Auch für meine zweiten Einwand, dass man die Veränderung der Menschen doch nach all der Zeit längst bemerkt hätte, hatte er nur ein müdes Lächeln übrig. Aus diesem Grund, erklärte er mir, würde man den Menschen da Draußen nur sehr kleine Dosen verabreichen. Sie sollten nicht zu früh gewarnt werden durch zu extreme Verwandlungen und Veränderungen. Aber die Zeichen waren dennoch bereits allgegenwärtig. Essstörungen, Magen-Darm Erkrankungen, Haarausfall, Hautkrankheiten, Allergien, Depressionen, Schizophrenie, emotionale Abstumpfung, Verdummung und steigende Aggressionen. Allein das politische und soziale Verhalten der Menschen beweise doch schon die Effektivität ihrer „Ernährung“. Das alles waren Zeichen eines Transformationsprozesses, der sich bei jedem anderes bemerkbar machte.
Nach diesen Ausführungen schwieg mein Zellengenosse und ließ mich mit meinen Gedanken allein.
Irgendwann brachte eines der Wesen uns Essen.

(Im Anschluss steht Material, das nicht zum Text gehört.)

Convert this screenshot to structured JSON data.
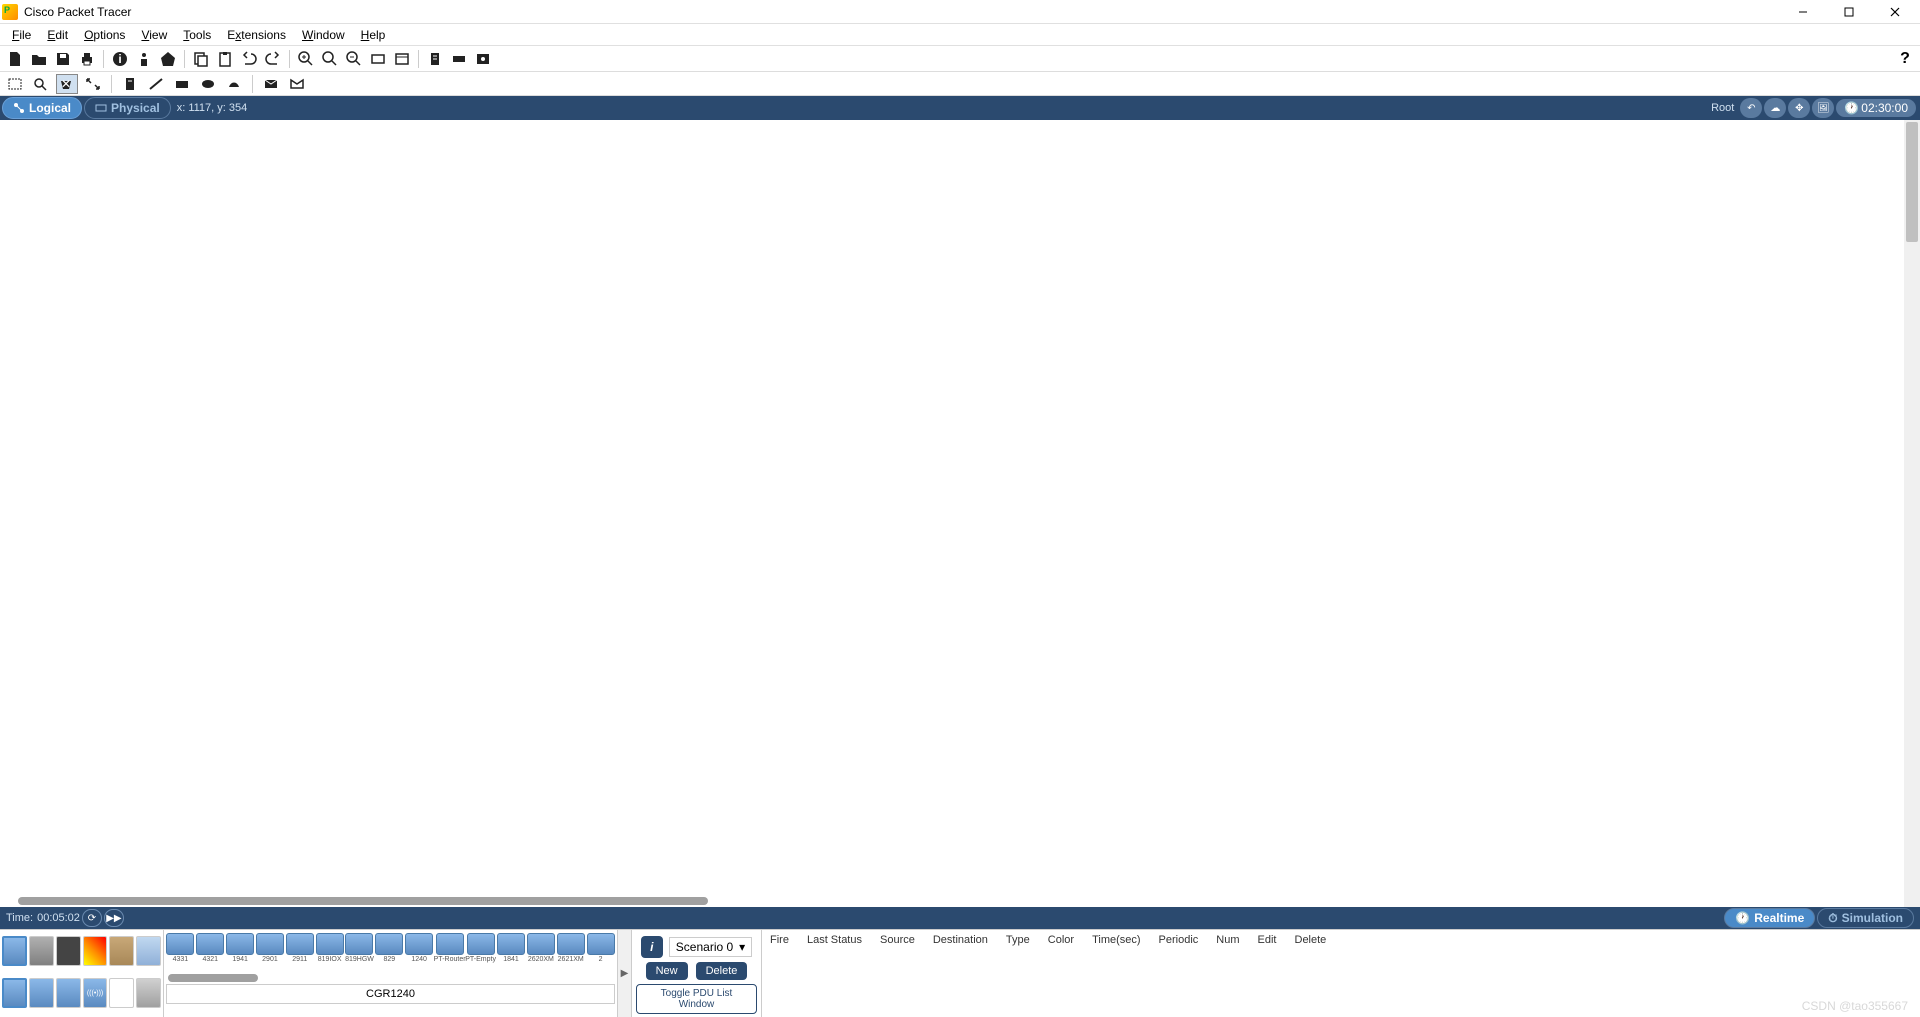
{
  "window": {
    "title": "Cisco Packet Tracer"
  },
  "menu": {
    "file": "File",
    "edit": "Edit",
    "options": "Options",
    "view": "View",
    "tools": "Tools",
    "extensions": "Extensions",
    "window": "Window",
    "help": "Help"
  },
  "viewbar": {
    "logical": "Logical",
    "physical": "Physical",
    "root": "Root",
    "coords": "x: 1117, y: 354",
    "clock": "02:30:00"
  },
  "timebar": {
    "label": "Time:",
    "value": "00:05:02",
    "realtime": "Realtime",
    "simulation": "Simulation"
  },
  "scenario": {
    "selected": "Scenario 0",
    "new": "New",
    "delete": "Delete",
    "toggle": "Toggle PDU List Window"
  },
  "pdu_headers": {
    "fire": "Fire",
    "last_status": "Last Status",
    "source": "Source",
    "destination": "Destination",
    "type": "Type",
    "color": "Color",
    "time": "Time(sec)",
    "periodic": "Periodic",
    "num": "Num",
    "edit": "Edit",
    "delete": "Delete"
  },
  "devices": {
    "list": [
      {
        "label": "4331"
      },
      {
        "label": "4321"
      },
      {
        "label": "1941"
      },
      {
        "label": "2901"
      },
      {
        "label": "2911"
      },
      {
        "label": "819IOX"
      },
      {
        "label": "819HGW"
      },
      {
        "label": "829"
      },
      {
        "label": "1240"
      },
      {
        "label": "PT-Router"
      },
      {
        "label": "PT-Empty"
      },
      {
        "label": "1841"
      },
      {
        "label": "2620XM"
      },
      {
        "label": "2621XM"
      },
      {
        "label": "2"
      }
    ],
    "selected_name": "CGR1240"
  },
  "watermark": "CSDN @tao355667"
}
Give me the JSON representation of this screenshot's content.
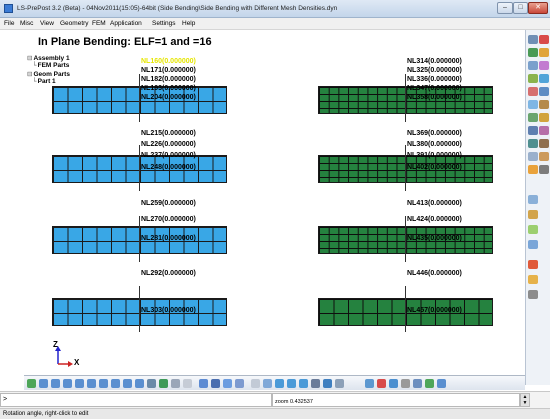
{
  "window": {
    "title": "LS-PrePost 3.2 (Beta) - 04Nov2011(15:05)-64bit (Side Bending\\Side Bending with Different Mesh Densities.dyn",
    "minimize_glyph": "–",
    "maximize_glyph": "□",
    "close_glyph": "✕"
  },
  "menu": {
    "items": [
      {
        "label": "File"
      },
      {
        "label": "Misc"
      },
      {
        "label": "View"
      },
      {
        "label": "Geometry"
      },
      {
        "label": "FEM"
      },
      {
        "label": "Application"
      },
      {
        "label": "Settings"
      },
      {
        "label": "Help"
      }
    ]
  },
  "viewport": {
    "title": "In Plane Bending: ELF=1 and =16",
    "tree": [
      {
        "glyph": "⊟",
        "label": "Assembly 1"
      },
      {
        "glyph": "└",
        "label": "FEM Parts"
      },
      {
        "glyph": "⊟",
        "label": "Geom Parts"
      },
      {
        "glyph": "└",
        "label": "Part 1"
      }
    ],
    "axis": {
      "z": "Z",
      "x": "X"
    },
    "left_labels": [
      {
        "text": "NL160(0.000000)",
        "highlight": true
      },
      {
        "text": "NL171(0.000000)"
      },
      {
        "text": "NL182(0.000000)"
      },
      {
        "text": "NL193(0.000000)"
      },
      {
        "text": "NL204(0.000000)"
      },
      {
        "text": "NL215(0.000000)"
      },
      {
        "text": "NL226(0.000000)"
      },
      {
        "text": "NL237(0.000000)"
      },
      {
        "text": "NL248(0.000000)"
      },
      {
        "text": "NL259(0.000000)"
      },
      {
        "text": "NL270(0.000000)"
      },
      {
        "text": "NL281(0.000000)"
      },
      {
        "text": "NL292(0.000000)"
      },
      {
        "text": "NL303(0.000000)"
      }
    ],
    "right_labels": [
      {
        "text": "NL314(0.000000)"
      },
      {
        "text": "NL325(0.000000)"
      },
      {
        "text": "NL336(0.000000)"
      },
      {
        "text": "NL347(0.000000)"
      },
      {
        "text": "NL358(0.000000)"
      },
      {
        "text": "NL369(0.000000)"
      },
      {
        "text": "NL380(0.000000)"
      },
      {
        "text": "NL391(0.000000)"
      },
      {
        "text": "NL402(0.000000)"
      },
      {
        "text": "NL413(0.000000)"
      },
      {
        "text": "NL424(0.000000)"
      },
      {
        "text": "NL435(0.000000)"
      },
      {
        "text": "NL446(0.000000)"
      },
      {
        "text": "NL457(0.000000)"
      }
    ],
    "colors": {
      "blue_mesh": "#39a7e6",
      "green_mesh": "#25823f",
      "highlight": "#e6e600"
    }
  },
  "command": {
    "prompt": ">",
    "zoom_readout": "zoom 0.432537"
  },
  "status": {
    "text": "Rotation angle, right-click to edit"
  }
}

Es handelte sich um Konserven, die mein Zellengenosse sofort mit hastiger Gier verspeiste. Nun, da ich die Wahrheit kannte, wollte ich mich erst weigern zu essen. Aber welchen Sinn hätte das?
Ich würde nur mein unvermeidliches Schicksal hinauszögern. Ein Schicksal, dass mich bald mit Sicherheit treffen würde. Ein Schicksal, dass auch Euch da Draußen ereilen wird, früher oder später. Denn wir alle hatten bereits tausende Male von ihrer Essenz gekostet. Und wer das einmal getan hatte, für den gab es kein Zurück mehr.
Also langte ich zu. Die Bohnen waren köstlich.